À medida que a dependência do teclado faz o seu caminho, são dias e dias que passam sem que a mão direita (a esquerda, para os canhotos) empunhe uma caneta. Quando é exigível a caneta, porque uma tarefa não se harmoniza com um teclado (corrigir exames dos alunos universitários, por exemplo), o destreino causa um cansaço prematuro na mão tomada pela caneta. Acontece com a musculatura, ao passar da inércia para a atividade física aqueles músculos que estavam inativos dão de si e as dores chegam a ser lancinantes.
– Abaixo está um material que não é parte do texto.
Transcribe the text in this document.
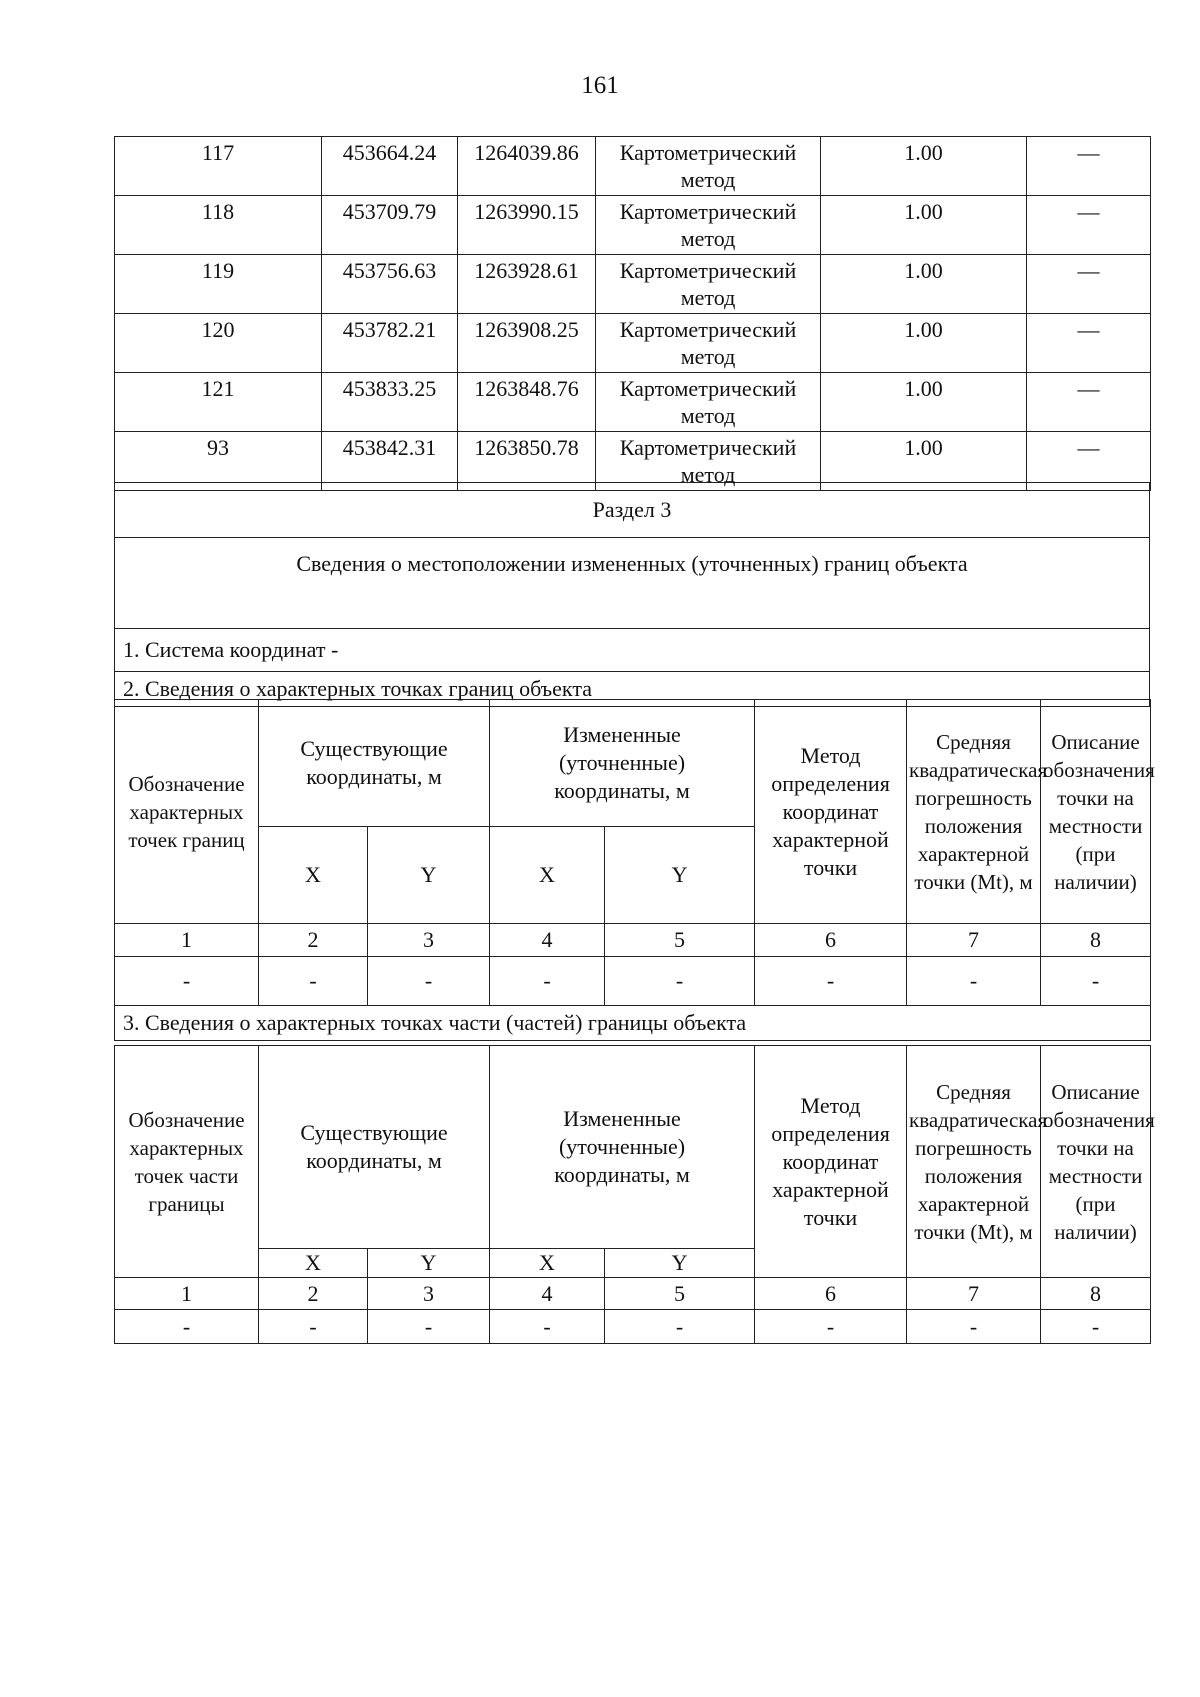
161
117	453664.24	1264039.86	Картометрический метод	1.00	—
118	453709.79	1263990.15	Картометрический метод	1.00	—
119	453756.63	1263928.61	Картометрический метод	1.00	—
120	453782.21	1263908.25	Картометрический метод	1.00	—
121	453833.25	1263848.76	Картометрический метод	1.00	—
93	453842.31	1263850.78	Картометрический метод	1.00	—
Раздел 3
Сведения о местоположении измененных (уточненных) границ объекта
1. Система координат -
2. Сведения о характерных точках границ объекта
Обозначение характерных точек границ	Существующие координаты, м		Измененные (уточненные) координаты, м		Метод определения координат характерной точки	Средняя квадратическая погрешность положения характерной точки (Mt), м	Описание обозначения точки на местности (при наличии)
	X	Y	X	Y			
1	2	3	4	5	6	7	8
-	-	-	-	-	-	-	-
3. Сведения о характерных точках части (частей) границы объекта							
Обозначение характерных точек части границы	Существующие координаты, м		Измененные (уточненные) координаты, м		Метод определения координат характерной точки	Средняя квадратическая погрешность положения характерной точки (Mt), м	Описание обозначения точки на местности (при наличии)
	X	Y	X	Y			
1	2	3	4	5	6	7	8
-	-	-	-	-	-	-	-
O pior é a decadência da caligrafia. A caligrafia (ainda) é uma marca distintiva da personalidade. Os peritos conseguem dizer muito sobre a pessoa ao examinarem a sua caligrafia. Mas a desabituação da caligrafia concebeu um efeito inesperado: quando se pega na caneta muito depois da vez anterior e se esboçam umas frases avulsas, a caligrafia não parece a do autor, como se as letras que acabaram de ser vertidas no papel não fossem o seu ADN. A caligrafia, que outrora era um traço distintivo da personalidade, deu lugar à homogeneidade que é ler um texto preparado nas teclas de um computador. E à falta de identificação com a caligrafia vertida em papel, quando a escrita manual tem de acontecer.
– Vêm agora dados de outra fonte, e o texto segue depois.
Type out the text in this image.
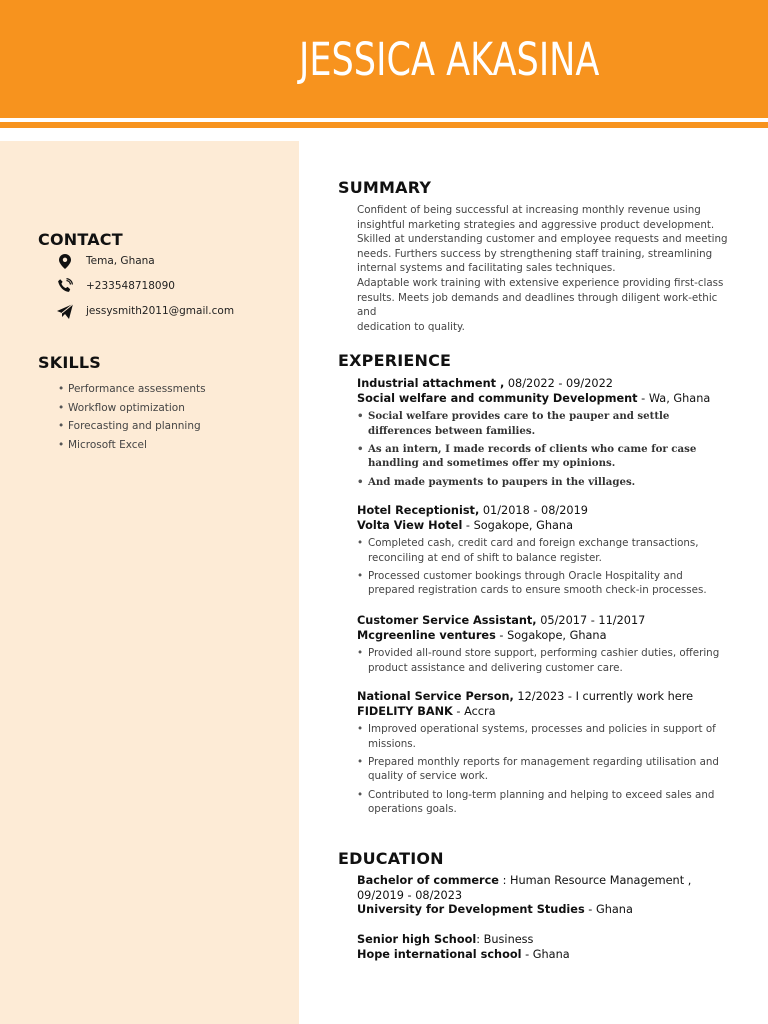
JESSICA AKASINA
CONTACT
Tema, Ghana
+233548718090
jessysmith2011@gmail.com
SKILLS
• Performance assessments
• Workflow optimization
• Forecasting and planning
• Microsoft Excel
SUMMARY
Confident of being successful at increasing monthly revenue using
insightful marketing strategies and aggressive product development.
Skilled at understanding customer and employee requests and meeting
needs. Furthers success by strengthening staff training, streamlining
internal systems and facilitating sales techniques.
Adaptable work training with extensive experience providing first-class
results. Meets job demands and deadlines through diligent work-ethic and
dedication to quality.
EXPERIENCE
Industrial attachment , 08/2022 - 09/2022
Social welfare and community Development - Wa, Ghana
• Social welfare provides care to the pauper and settle differences between families.
• As an intern, I made records of clients who came for case handling and sometimes offer my opinions.
• And made payments to paupers in the villages.
Hotel Receptionist, 01/2018 - 08/2019
Volta View Hotel - Sogakope, Ghana
• Completed cash, credit card and foreign exchange transactions, reconciling at end of shift to balance register.
• Processed customer bookings through Oracle Hospitality and prepared registration cards to ensure smooth check-in processes.
Customer Service Assistant, 05/2017 - 11/2017
Mcgreenline ventures - Sogakope, Ghana
• Provided all-round store support, performing cashier duties, offering product assistance and delivering customer care.
National Service Person, 12/2023 - I currently work here
FIDELITY BANK - Accra
• Improved operational systems, processes and policies in support of missions.
• Prepared monthly reports for management regarding utilisation and quality of service work.
• Contributed to long-term planning and helping to exceed sales and operations goals.
EDUCATION
Bachelor of commerce : Human Resource Management , 09/2019 - 08/2023
University for Development Studies - Ghana
Senior high School: Business
Hope international school - Ghana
Seria a oportunidade para descer o chapéu do Velho do Restelo e lamentar a homogeneidade que se abate sobre nós ao ficarmos viciados em teclados. Mas seria um diagnóstico exagerado. Não é forma que nos distingue, pelo menos quando sondamos o lado que se esconde para além de um olhar superficial. O que nos continua a distinguir é o que escrevemos, não como escrevemos.
A decadência da caligrafia é apenas um sinal dos ventos que passam pelo tempo.